The core of Ottawa has been slowly depleted of its stores. Its area and employment has not grown in step with the metro population. Two downtown streets are institutional as part of the federal government’s “ceremonial route,” while two others are burdened by being dominated by diesel buses, serving as part of the transitway system. The older adjacent neighbourhoods have lost even convenience outlets; Centretown lost its Home Hardware and its Canadian Tire, a blow for those doing home repairs, and most cinemas. And car dealerships have disappeared; what other outlet would more benefit from being close to transit?
To coin a phrase, we need the core to be re-stored. The old-style department stores have shrunk in numbers from six to three, and further shrunk in the range of goods they carry, pretty much leaving non-fashion items to others. Furniture, home-improvement, automobile (including servicing), electronics, junior department stores (e.g., Walmart and Zellers) are missing, and newer fashion stores that should be in the lone downtown mall, Rideau Centre, are missing. Only big-box retailers Chapters (books) and Staples/Office Depot have made an exception.
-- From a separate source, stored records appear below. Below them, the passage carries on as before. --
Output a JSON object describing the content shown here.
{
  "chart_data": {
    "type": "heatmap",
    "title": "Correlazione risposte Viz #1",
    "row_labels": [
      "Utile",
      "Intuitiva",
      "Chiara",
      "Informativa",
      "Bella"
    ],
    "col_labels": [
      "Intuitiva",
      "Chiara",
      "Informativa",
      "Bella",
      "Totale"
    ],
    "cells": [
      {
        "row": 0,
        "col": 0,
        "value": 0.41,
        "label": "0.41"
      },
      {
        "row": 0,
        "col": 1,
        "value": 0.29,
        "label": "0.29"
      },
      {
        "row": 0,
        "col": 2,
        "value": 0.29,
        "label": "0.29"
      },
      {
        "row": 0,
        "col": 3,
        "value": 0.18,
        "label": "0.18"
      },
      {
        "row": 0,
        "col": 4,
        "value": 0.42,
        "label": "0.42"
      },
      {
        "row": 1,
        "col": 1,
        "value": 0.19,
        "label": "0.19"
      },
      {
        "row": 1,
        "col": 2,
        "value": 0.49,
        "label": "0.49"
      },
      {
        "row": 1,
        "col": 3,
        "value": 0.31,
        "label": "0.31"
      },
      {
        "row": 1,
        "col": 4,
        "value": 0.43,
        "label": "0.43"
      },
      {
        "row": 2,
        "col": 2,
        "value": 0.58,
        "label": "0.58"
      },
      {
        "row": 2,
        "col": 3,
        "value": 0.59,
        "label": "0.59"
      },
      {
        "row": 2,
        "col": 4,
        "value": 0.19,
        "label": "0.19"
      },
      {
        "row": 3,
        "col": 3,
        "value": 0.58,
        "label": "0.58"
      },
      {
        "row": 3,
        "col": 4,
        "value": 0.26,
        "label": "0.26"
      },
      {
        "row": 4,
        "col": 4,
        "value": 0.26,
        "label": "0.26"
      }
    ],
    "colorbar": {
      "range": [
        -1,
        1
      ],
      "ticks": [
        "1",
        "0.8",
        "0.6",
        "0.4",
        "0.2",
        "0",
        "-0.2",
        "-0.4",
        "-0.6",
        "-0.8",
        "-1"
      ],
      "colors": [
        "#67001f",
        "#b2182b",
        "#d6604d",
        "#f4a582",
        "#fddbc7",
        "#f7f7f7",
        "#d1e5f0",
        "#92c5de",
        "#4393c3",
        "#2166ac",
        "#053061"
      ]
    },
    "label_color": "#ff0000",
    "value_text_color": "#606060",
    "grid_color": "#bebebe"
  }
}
I recently brought this up in a brief I send to the Ottawa planner who is doing the Environmental Assessment for the proposed above-Queenway/417 pedestrian bridge to link the baseball stadium and the Via/OC Transpo station in the near-east end of town. This happens to be the closest location of the many missing retailers and services that can’t be found in the core. When I say services, I refer to hospitals and special schools like Lycée Claudel, Algonquin College, and Cité Collegiale. And the recent Lansdowne Park redevelopment process will relegate trade-show shows to the airport.
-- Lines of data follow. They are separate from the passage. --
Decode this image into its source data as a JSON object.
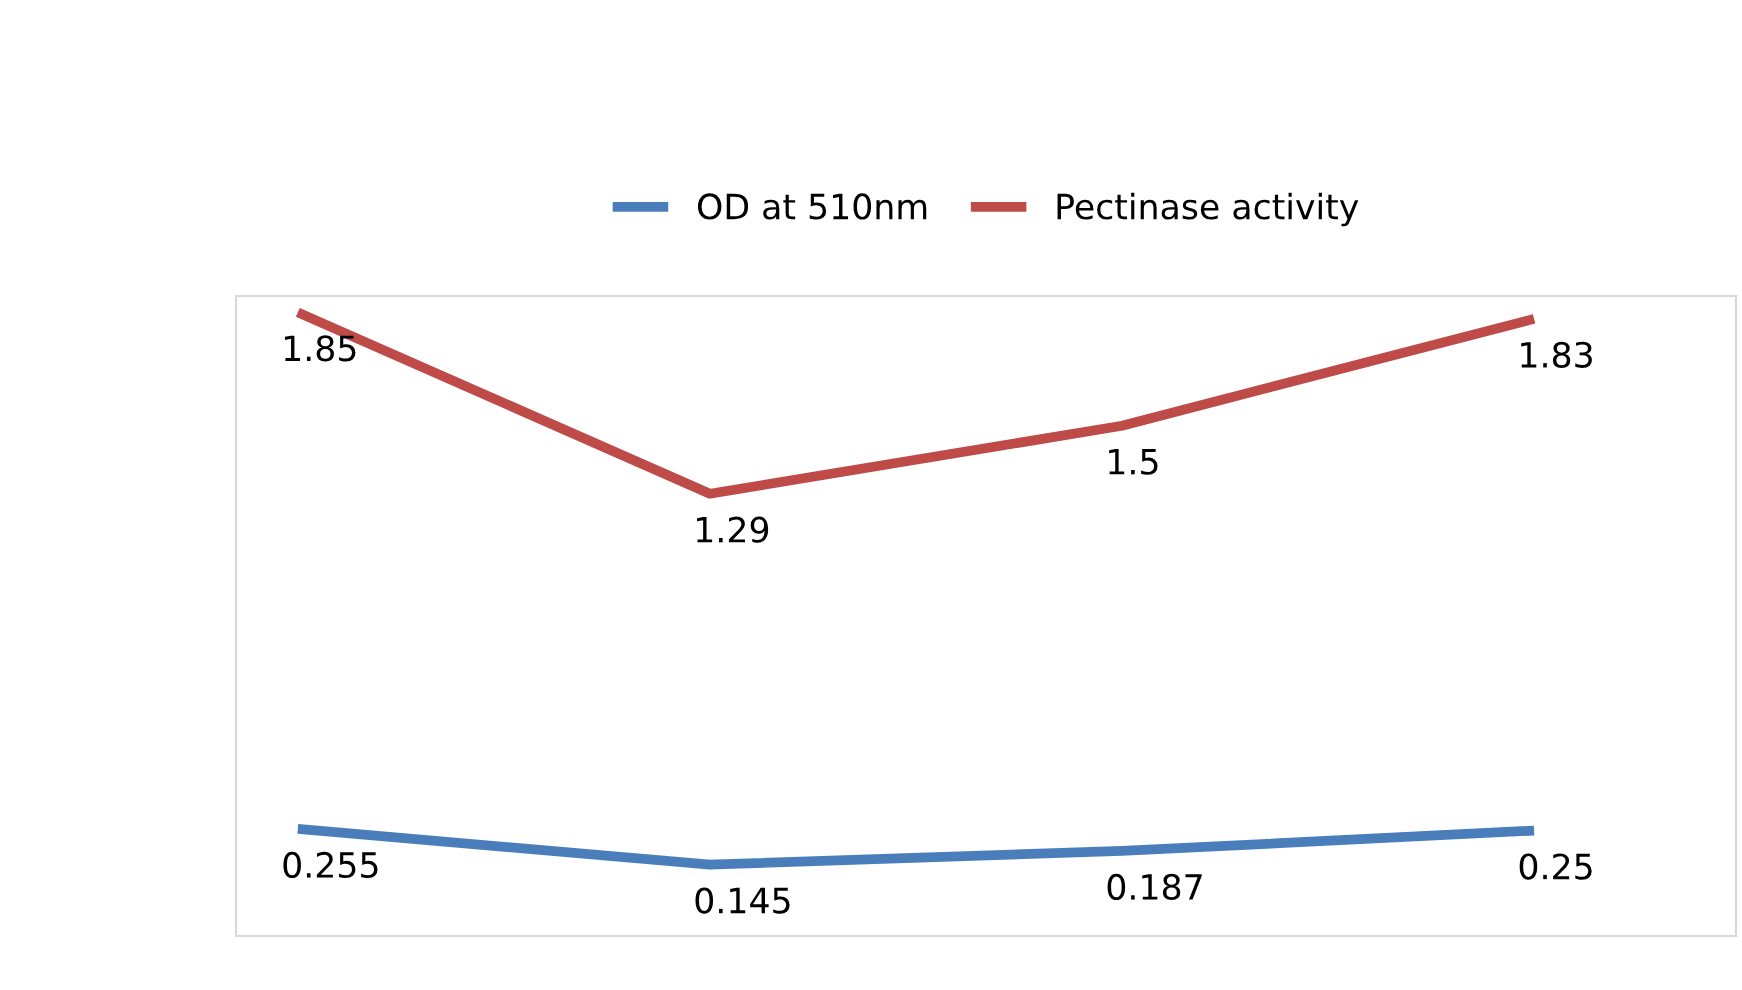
{
  "chart_data": {
    "type": "line",
    "categories": [
      null,
      null,
      null,
      null
    ],
    "series": [
      {
        "name": "OD at 510nm",
        "color": "#4a7ebb",
        "values": [
          0.255,
          0.145,
          0.187,
          0.25
        ]
      },
      {
        "name": "Pectinase activity",
        "color": "#be4b48",
        "values": [
          1.85,
          1.29,
          1.5,
          1.83
        ]
      }
    ],
    "data_labels": true,
    "legend": "top",
    "grid": false,
    "marker": "none",
    "line_style": "solid"
  }
}
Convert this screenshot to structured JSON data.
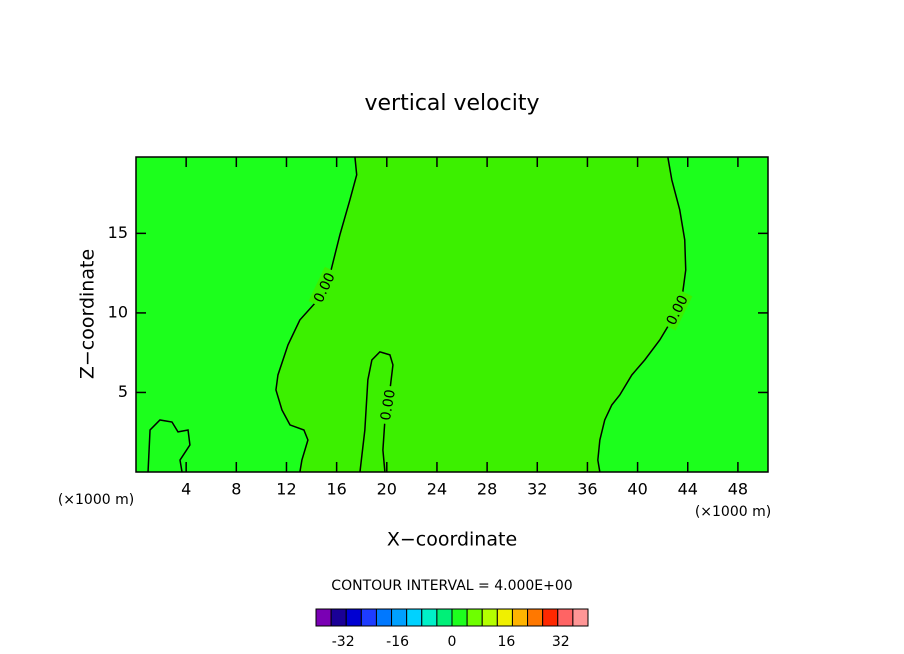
{
  "chart_data": {
    "type": "contour",
    "title": "vertical velocity",
    "xlabel": "X−coordinate",
    "ylabel": "Z−coordinate",
    "xunit_left": "(×1000 m)",
    "xunit_right": "(×1000 m)",
    "xlim": [
      0,
      50.4
    ],
    "ylim": [
      0,
      19.8
    ],
    "xticks": [
      4,
      8,
      12,
      16,
      20,
      24,
      28,
      32,
      36,
      40,
      44,
      48
    ],
    "yticks": [
      5,
      10,
      15
    ],
    "fill_colors": [
      "#1cff1c",
      "#3cf000"
    ],
    "contours": [
      {
        "label": "0.00",
        "x": [
          17.46,
          17.6,
          17.06,
          16.26,
          15.46,
          14.51,
          13.07,
          12.12,
          11.32,
          11.16,
          11.64,
          12.28,
          13.39,
          13.71,
          13.23,
          13.07
        ],
        "y": [
          19.8,
          18.68,
          17.11,
          14.91,
          12.39,
          10.82,
          9.56,
          7.99,
          6.1,
          5.16,
          3.9,
          2.96,
          2.64,
          2.01,
          0.75,
          0
        ]
      },
      {
        "label": "0.00",
        "x": [
          17.86,
          18.25,
          18.49,
          18.81,
          19.45,
          20.25,
          20.49,
          20.25,
          19.85,
          19.69,
          19.85
        ],
        "y": [
          0,
          2.64,
          5.79,
          7.04,
          7.55,
          7.36,
          6.73,
          5.16,
          3.27,
          1.38,
          0
        ]
      },
      {
        "label": "0.00",
        "x": [
          42.41,
          42.73,
          43.36,
          43.76,
          43.84,
          43.52,
          42.73,
          41.77,
          40.57,
          39.54,
          38.58,
          37.94,
          37.38,
          36.99,
          36.83,
          36.99
        ],
        "y": [
          19.8,
          18.36,
          16.48,
          14.59,
          12.7,
          10.82,
          9.56,
          8.3,
          7.04,
          6.1,
          4.84,
          4.21,
          3.27,
          2.01,
          0.75,
          0
        ]
      },
      {
        "x": [
          0.96,
          1.12,
          1.91,
          2.87,
          3.35,
          4.15,
          4.3,
          3.51,
          3.67
        ],
        "y": [
          0,
          2.64,
          3.27,
          3.14,
          2.52,
          2.64,
          1.7,
          0.75,
          0
        ]
      }
    ],
    "contour_interval_text": "CONTOUR INTERVAL = 4.000E+00",
    "colorbar": {
      "lim": [
        -40,
        40
      ],
      "ticks": [
        -32,
        -16,
        0,
        16,
        32
      ],
      "colors": [
        "#7a00b4",
        "#1a0096",
        "#0000d2",
        "#1e3cff",
        "#0078ff",
        "#00a0ff",
        "#00d2ff",
        "#00f0c8",
        "#00f078",
        "#1eff1e",
        "#6eff00",
        "#b4ff00",
        "#f0f000",
        "#ffb400",
        "#ff7800",
        "#ff2800",
        "#ff6464",
        "#ff9696"
      ]
    }
  }
}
If these retailers and services were in one area with good transit, bike parking, and nice sidewalks linking the various sections, it would not be that bad (but still would beg the overall question about why planners and the commercial development community are not recognizing and fixing the locational problem, since the highest propensity for residents without a car and for visitors also without them, is in the core). But these facilities/outlets are spread over nine distinct ‘enclaves.’
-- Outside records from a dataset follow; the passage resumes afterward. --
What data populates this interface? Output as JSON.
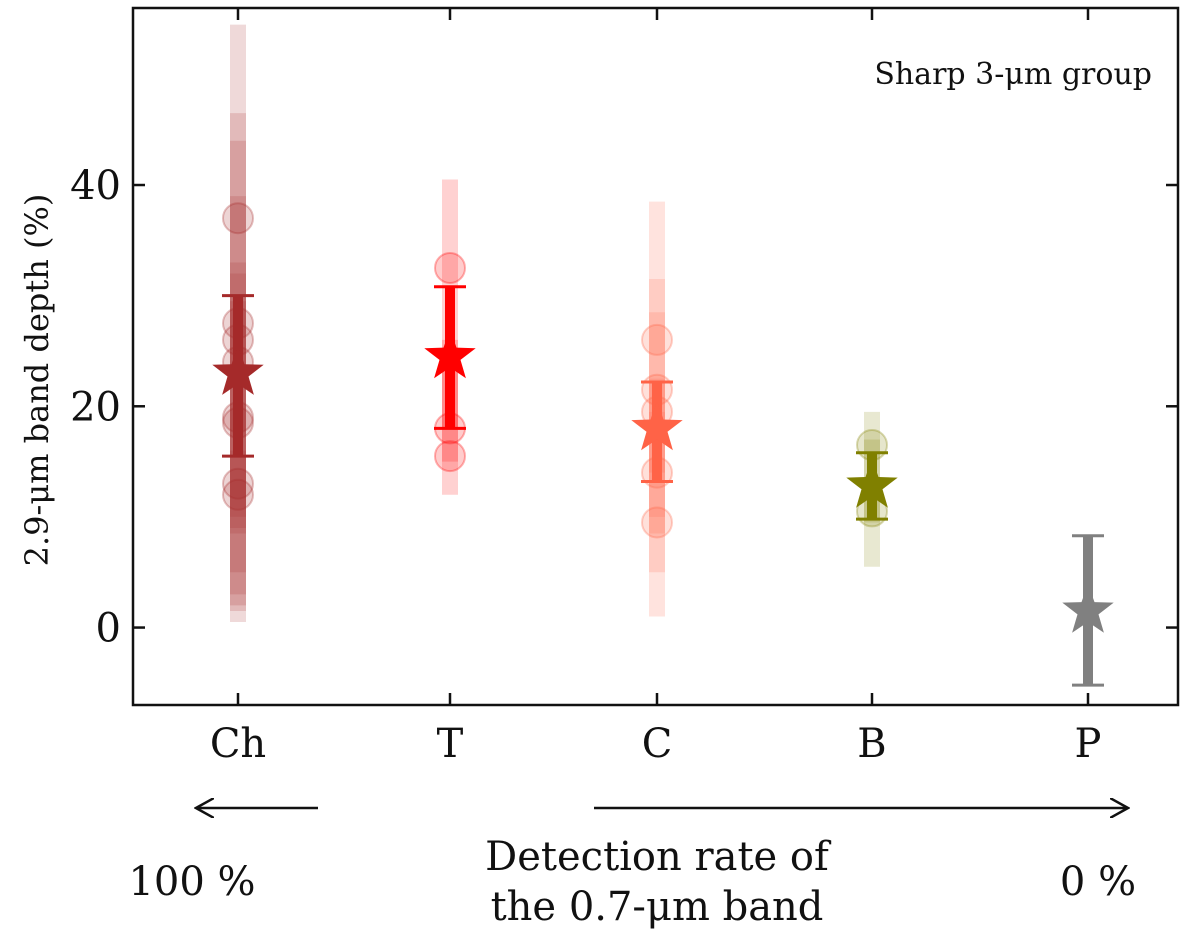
{
  "chart_data": {
    "type": "scatter",
    "title": "Sharp 3-μm group",
    "ylabel": "2.9-μm band depth (%)",
    "xlabel": "",
    "ylim": [
      -7,
      56
    ],
    "yticks": [
      0,
      20,
      40
    ],
    "grid": false,
    "categories": [
      "Ch",
      "T",
      "C",
      "B",
      "P"
    ],
    "colors": {
      "Ch": "#a52a2a",
      "T": "#ff0000",
      "C": "#ff6347",
      "B": "#808000",
      "P": "#808080"
    },
    "individual_points": [
      {
        "category": "Ch",
        "values": [
          37.0,
          27.5,
          26.0,
          24.0,
          19.0,
          18.5,
          13.0,
          12.0
        ],
        "err_low": [
          0.5,
          9.0,
          1.5,
          5.0,
          8.5,
          3.0,
          10.0,
          2.0
        ],
        "err_high": [
          54.5,
          46.5,
          39.0,
          44.0,
          29.5,
          32.0,
          16.0,
          33.0
        ]
      },
      {
        "category": "T",
        "values": [
          32.5,
          18.0,
          15.5
        ],
        "err_low": [
          18.0,
          12.0,
          15.0
        ],
        "err_high": [
          40.5,
          26.0,
          24.0
        ]
      },
      {
        "category": "C",
        "values": [
          26.0,
          21.5,
          19.5,
          14.0,
          9.5
        ],
        "err_low": [
          14.0,
          5.0,
          1.0,
          8.5,
          10.0
        ],
        "err_high": [
          38.5,
          28.5,
          31.5,
          22.5,
          19.5
        ]
      },
      {
        "category": "B",
        "values": [
          16.5,
          10.5
        ],
        "err_low": [
          5.5,
          9.5
        ],
        "err_high": [
          19.5,
          17.0
        ]
      }
    ],
    "means": [
      {
        "category": "Ch",
        "value": 23.0,
        "err_low": 15.5,
        "err_high": 30.0
      },
      {
        "category": "T",
        "value": 24.5,
        "err_low": 18.0,
        "err_high": 30.8
      },
      {
        "category": "C",
        "value": 18.0,
        "err_low": 13.2,
        "err_high": 22.2
      },
      {
        "category": "B",
        "value": 12.8,
        "err_low": 9.8,
        "err_high": 15.8
      },
      {
        "category": "P",
        "value": 1.5,
        "err_low": -5.2,
        "err_high": 8.3
      }
    ]
  },
  "annotation": {
    "left_percent": "100 %",
    "right_percent": "0 %",
    "label_line1": "Detection rate of",
    "label_line2": "the 0.7-μm band"
  }
}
This is mostly due to a feature of most North American cities: industrial areas were located to the east, which is downwind of downtown and most residential areas. Now these areas, in an era of cleaner industry and free trade, are cheap and underutilized; commercial uses are their next best (and definitely a ‘higher’) use. In Ottawa, the nine enclaves are mostly on such lands, but three residential areas are wedged between them.
Only one of the roads that link the nine have cycling lanes, and no bus route goes to more than three, with most bus service having half-hour frequency or less. The much vaunted transitway system, which follows our only freeway in this part of town, is integrated only into one of the nine — although the proposed pedestrian bridge will link it to one other, to the north, but ignore the newest and biggest immediately to its south. Finally, the pathway system that Ottawa is famous for ends where the scenery ends: the Rideau River, about a kilometre from the closest of the nine. (I have been advising the Ottawa Cancer Foundation, anchor of the smallest, how to link into that system).
The message that was most common to candidates’ platforms and pronouncements in last week’s City election was that urban intensification is good. Well, theoretically. I have often pointed out that intensification tends to occur only in the areas of town that are already the most dense: core neighbourhood plus older burbs in the west along the old streetcar routes. Now I have to make the point that these same area lack the places to walk and ride to for daily living because retailing can’t be bothered to try, and planners won’t question their assumptions or practices. Only fashion boutiques, gift shops, and trendy restaurants/bars thrive along the revived main streets, making them regional ‘destinations’ (for people looking for some ‘authenticity’) rather than true neighbourhood centres.
It’s time to re-store the core. I suspect most cities in North American suffer the same malady.